Entscheidungsstichwort (Thema)
Grundstücksübertragung zwischen Muttergesellschaft und 100 % - Tochtergesellschaft – Mittelbarer Gesellschafterwechsel
Leitsatz (redaktionell)
- Es bestehen keine durchgreifenden Bedenken gegen die Verfassungsmäßigkeit des § 1 Abs.2a GrEStG n. F. im Hinblick auf die fiktive Übertragung von Grundbesitz zwischen einer Muttergesellschaft und deren 100 % - Tochtergesellschaft durch mittelbaren Gesellschafterwechsel.

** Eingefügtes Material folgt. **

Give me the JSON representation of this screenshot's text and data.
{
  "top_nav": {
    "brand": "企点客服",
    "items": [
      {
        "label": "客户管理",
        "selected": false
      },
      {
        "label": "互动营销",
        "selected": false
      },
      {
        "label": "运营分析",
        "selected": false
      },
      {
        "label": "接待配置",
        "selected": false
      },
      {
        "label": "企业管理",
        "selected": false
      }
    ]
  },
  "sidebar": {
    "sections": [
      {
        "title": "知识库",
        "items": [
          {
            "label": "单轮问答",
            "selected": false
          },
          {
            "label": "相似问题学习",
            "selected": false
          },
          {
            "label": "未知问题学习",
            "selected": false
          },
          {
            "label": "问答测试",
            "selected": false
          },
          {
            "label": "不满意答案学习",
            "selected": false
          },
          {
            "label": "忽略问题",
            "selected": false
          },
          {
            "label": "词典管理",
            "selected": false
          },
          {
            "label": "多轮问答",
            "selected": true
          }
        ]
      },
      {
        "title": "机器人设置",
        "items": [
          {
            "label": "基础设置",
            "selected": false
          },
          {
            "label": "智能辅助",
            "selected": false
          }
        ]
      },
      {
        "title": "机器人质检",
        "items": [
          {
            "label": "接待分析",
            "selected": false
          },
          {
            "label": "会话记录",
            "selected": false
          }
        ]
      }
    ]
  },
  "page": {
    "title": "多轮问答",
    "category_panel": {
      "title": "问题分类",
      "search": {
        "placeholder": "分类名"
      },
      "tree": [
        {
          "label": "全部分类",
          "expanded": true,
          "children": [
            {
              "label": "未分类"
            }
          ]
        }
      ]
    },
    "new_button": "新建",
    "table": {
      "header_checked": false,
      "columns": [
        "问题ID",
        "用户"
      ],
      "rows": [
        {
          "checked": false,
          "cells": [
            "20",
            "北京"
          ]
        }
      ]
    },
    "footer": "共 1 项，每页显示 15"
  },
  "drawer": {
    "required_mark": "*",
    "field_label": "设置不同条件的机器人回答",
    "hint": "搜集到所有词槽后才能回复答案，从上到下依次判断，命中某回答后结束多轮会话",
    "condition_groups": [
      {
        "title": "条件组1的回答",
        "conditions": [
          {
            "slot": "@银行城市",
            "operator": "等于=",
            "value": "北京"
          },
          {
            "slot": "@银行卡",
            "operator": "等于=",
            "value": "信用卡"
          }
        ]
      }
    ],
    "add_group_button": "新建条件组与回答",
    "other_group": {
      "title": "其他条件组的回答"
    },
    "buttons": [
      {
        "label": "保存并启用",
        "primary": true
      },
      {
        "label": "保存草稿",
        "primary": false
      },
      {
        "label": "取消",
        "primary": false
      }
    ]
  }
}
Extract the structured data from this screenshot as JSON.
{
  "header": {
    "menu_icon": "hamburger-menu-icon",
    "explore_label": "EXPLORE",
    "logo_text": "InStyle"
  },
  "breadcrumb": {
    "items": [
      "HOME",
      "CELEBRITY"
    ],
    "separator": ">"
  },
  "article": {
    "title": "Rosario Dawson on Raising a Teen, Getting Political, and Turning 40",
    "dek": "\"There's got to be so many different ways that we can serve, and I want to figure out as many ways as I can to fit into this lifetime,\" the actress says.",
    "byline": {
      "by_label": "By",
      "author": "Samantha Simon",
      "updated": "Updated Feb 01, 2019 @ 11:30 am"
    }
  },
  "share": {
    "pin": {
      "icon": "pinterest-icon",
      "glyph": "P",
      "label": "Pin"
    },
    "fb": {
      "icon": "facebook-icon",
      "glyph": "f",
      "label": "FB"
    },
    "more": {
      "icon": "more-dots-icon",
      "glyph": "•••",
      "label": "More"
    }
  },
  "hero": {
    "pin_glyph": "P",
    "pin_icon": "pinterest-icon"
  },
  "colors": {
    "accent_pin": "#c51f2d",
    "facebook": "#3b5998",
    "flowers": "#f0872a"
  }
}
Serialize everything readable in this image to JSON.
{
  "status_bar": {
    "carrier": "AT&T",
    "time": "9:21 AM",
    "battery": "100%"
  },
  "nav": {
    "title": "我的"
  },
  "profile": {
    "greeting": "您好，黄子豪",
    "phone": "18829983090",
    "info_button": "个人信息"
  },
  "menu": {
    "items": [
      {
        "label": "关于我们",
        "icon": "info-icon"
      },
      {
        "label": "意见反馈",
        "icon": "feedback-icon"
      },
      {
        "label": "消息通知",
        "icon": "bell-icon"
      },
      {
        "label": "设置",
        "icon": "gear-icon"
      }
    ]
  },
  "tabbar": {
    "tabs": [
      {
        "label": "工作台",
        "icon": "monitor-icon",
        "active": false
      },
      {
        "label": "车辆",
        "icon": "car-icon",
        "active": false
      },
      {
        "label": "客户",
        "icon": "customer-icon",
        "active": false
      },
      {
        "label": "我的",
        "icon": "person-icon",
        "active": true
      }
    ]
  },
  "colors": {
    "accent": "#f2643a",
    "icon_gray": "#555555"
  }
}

- Ausschlaggebend für den Übergang von mindestens 95 vom Hundert der Anteile am Gesellschaftsvermögen auf neue Gesellschafter ist nicht die wirtschaftliche Betrachtungsweise, sondern allein die Änderung in der Rechtsträgerschaft zwischen rechtlich verschiedenen Körperschaften.
- Ein dem Gesetzgeber zuzurechnendes strukturelles Defizit in der Durchsetzung des § 1 Abs. 2a GrEStG ist nicht zu erkennen.
Normenkette
GrEStG § 1 Abs. 2a; GG Art. 3 Abs. 1
Streitjahr(e)
2008
Nachgehend
Tatbestand
Die Klägerin ist seit dem Jahre 1999 Eigentümerin des Grundstückes Y Str. in Y-Stadt. Bei Gründung der Klägerin waren an ihr zu 94 v.H. die F KG beteiligt. Weitere 6 v.H. gehörten der A Vermietungsgesellschaft mbH (A GmbH). Der 94 v.H. - Anteil ging zunächst im Wege einer Rechtsnachfolge auf die G Gruppe AG über und wurde am 16.3.2006 auf die H GmbH übertragen. Die streitigen Änderungen im Gesellschafterbestand der Alleingesellschafterin der A GmbH, der C GmbH (C GmbH), entwickelten sich wie folgt: Zunächst stand die C GmbH zu 100 v.H. im Alleineigentum der I AG. Die I AG veräußerte hiervon zum 1.1.2005 einen Anteil von 50 v.H. an der C GmbH an die J Bank. Die J Bank brachte wiederum am 12.8.2005 ihren 50 v.H. - Anteil an der C GmbH in eine 100 % - Tochtergesellschaft, die J Bank K-Beteiligungsholding GmbH (J K GmbH) ein. Die weiteren 50 v.H. übertrug die I AG am 31.3.2006 auf ihre Tochtergesellschaft, die J Beteiligungen GmbH, an der die J Bank zu 100 v.H. beteiligt ist. Nach einer Anzeige durch die Klägerin erließ der Beklagte mit Bescheid vom 3.9.2008 einen auf § 17 GrEStG gestützten Bescheid, in dem ein (fiktiver) Erwerbsvorgang am 31.3.2006 durch den Gesellschafterwechsel i.S.v. § 1 Abs. 2a GrEStG in Folge der Übertragung des 50 v.H. Anteils an der C GmbH von der I AG auf die Tochtergesellschaft I Beteiligungen GmbH festgestellt wird. Den mit Schreiben vom 9.9.2008 erhobenen Einspruch wies der Beklagte mit Einspruchsentscheidung vom 6.3.2009 als unbegründet zurück.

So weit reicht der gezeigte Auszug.